Base Metal (The Sword Book 2)
Contents
Title Page
Copyright
Dedication
Zero Hour
Iteration 0010
Campus Green
Curiosity
Crashout
Bootload Basic
Dead Men
The Hardest Day
Cohesion
Fearful Symmetry
Paths Not Taken
Fire in the Sky II
THE SWORD, PART 2: BASE METAL
J.M. Kaukola
Copyright © 2020 J.M. Kaukola
All rights reserved.
ISBN: 9798634120652
To my poor beta-readers. You deserve a medal.
Zero Hour
Karl Vonner hadn't slept in a week.
His eyes burned. The drops had stopped working days ago. When he blinked, it was like dragging canvas over sand. His head pounded, and the pills just made it worse. His breath tasted like stale coffee and cheap mint. He couldn't stop belching. His suit had turned two days back, and he didn't have a spare. He stank, ached, and looked a ghoulish mess. Dunks in the brain tank weren't cutting it, and the go-go pills just made him vomit.

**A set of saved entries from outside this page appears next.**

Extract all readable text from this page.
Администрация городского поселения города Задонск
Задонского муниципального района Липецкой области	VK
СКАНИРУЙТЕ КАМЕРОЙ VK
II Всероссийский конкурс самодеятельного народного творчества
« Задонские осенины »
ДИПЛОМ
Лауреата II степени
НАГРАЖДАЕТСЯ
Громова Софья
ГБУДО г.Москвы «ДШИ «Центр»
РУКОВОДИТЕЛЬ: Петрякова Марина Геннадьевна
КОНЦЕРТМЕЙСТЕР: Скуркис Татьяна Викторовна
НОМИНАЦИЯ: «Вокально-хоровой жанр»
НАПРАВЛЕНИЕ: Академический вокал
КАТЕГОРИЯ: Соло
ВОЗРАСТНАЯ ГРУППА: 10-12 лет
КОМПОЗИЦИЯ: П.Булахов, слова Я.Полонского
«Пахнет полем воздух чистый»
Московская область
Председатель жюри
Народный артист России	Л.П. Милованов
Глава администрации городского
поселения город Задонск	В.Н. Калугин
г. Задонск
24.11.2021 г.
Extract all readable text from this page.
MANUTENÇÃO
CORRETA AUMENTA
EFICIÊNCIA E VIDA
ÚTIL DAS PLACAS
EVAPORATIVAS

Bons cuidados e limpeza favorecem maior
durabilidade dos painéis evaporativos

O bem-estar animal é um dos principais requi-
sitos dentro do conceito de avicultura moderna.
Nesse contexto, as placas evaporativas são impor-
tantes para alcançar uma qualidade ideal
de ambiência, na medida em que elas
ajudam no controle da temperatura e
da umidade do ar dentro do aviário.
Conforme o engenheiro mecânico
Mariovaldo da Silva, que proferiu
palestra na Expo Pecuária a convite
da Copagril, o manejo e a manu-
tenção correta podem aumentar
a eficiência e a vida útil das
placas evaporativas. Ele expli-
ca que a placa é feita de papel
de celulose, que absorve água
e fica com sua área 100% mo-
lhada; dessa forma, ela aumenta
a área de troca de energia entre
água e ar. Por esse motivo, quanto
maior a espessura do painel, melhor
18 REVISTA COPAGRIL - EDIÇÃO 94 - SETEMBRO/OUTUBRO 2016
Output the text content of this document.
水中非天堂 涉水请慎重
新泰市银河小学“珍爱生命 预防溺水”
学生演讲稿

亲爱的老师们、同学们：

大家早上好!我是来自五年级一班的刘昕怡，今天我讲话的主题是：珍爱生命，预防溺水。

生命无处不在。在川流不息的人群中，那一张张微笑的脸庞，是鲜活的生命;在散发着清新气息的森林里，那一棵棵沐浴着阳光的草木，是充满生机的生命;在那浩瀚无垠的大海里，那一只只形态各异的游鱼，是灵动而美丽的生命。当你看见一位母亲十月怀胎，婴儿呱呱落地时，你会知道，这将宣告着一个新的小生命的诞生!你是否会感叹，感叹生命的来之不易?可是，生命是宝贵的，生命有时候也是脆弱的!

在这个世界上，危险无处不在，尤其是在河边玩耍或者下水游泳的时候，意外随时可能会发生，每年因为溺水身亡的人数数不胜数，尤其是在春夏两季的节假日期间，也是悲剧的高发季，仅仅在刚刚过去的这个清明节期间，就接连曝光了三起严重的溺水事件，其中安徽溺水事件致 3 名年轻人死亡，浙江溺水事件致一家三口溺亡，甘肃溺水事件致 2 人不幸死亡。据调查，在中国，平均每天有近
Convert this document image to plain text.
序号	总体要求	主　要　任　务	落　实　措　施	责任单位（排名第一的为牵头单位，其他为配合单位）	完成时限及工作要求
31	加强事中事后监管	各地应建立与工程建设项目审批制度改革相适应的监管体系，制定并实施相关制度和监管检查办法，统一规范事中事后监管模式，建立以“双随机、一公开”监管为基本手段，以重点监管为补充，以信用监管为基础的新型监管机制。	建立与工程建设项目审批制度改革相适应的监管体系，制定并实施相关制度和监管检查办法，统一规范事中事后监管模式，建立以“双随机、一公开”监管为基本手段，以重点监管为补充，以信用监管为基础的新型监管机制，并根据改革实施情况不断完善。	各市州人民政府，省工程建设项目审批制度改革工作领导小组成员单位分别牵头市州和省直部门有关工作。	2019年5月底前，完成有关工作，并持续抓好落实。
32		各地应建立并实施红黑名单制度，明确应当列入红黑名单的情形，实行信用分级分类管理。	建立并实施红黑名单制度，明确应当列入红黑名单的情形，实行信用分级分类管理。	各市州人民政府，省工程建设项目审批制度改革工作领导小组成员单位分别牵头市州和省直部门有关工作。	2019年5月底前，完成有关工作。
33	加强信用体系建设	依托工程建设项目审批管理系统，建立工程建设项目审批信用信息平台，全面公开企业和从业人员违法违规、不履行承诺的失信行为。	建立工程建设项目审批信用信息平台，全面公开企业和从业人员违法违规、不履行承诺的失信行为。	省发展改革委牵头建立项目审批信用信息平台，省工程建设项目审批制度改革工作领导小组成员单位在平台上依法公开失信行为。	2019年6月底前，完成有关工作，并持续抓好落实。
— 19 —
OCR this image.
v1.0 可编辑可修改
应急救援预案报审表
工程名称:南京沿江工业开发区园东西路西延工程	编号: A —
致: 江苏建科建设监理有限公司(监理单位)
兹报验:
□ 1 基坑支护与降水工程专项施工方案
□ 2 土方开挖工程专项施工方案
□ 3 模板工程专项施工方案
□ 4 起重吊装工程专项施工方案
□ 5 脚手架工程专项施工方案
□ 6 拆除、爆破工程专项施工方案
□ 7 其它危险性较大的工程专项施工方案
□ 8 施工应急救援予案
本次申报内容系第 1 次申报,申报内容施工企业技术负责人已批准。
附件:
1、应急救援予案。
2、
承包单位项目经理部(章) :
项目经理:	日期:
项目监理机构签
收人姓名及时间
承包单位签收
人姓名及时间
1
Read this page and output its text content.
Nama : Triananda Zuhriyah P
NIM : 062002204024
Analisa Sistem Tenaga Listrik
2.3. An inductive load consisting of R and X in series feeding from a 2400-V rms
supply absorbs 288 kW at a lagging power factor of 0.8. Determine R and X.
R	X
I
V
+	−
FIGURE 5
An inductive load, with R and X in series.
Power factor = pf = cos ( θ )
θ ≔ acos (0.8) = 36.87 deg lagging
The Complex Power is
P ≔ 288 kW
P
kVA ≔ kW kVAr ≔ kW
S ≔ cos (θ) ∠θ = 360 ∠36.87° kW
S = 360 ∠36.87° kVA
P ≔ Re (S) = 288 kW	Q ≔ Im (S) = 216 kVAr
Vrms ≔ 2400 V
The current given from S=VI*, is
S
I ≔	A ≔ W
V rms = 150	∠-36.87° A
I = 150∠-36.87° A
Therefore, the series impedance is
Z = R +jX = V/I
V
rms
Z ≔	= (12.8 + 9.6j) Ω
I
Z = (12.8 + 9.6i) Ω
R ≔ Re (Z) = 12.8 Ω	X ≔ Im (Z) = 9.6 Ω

And for what? So he could watch the world burn?
Eight months ago, he'd been a made man. He'd known the right people. He'd gone to the right parties. He'd worn the proper goddamn tie. Field Commander by thirty. They called him brilliant, charismatic, the 'Agency's best'. When Section Chief Raschel came to him and personally asked him to 'look to media', Vonner had put on his best award-winning smile, thanked the man, and started planning for his newer, bigger house. That felt like a lifetime ago.
Now, his tie hung loose. His shirt was stained yellow at the pits and collar. His once-coiffed hair was matted to his head. He had a beard - a beard! - and a patchy one, at that. His face glistened, and he stank of sweat. This was madness. He'd always wanted to be well dressed at the end of the world.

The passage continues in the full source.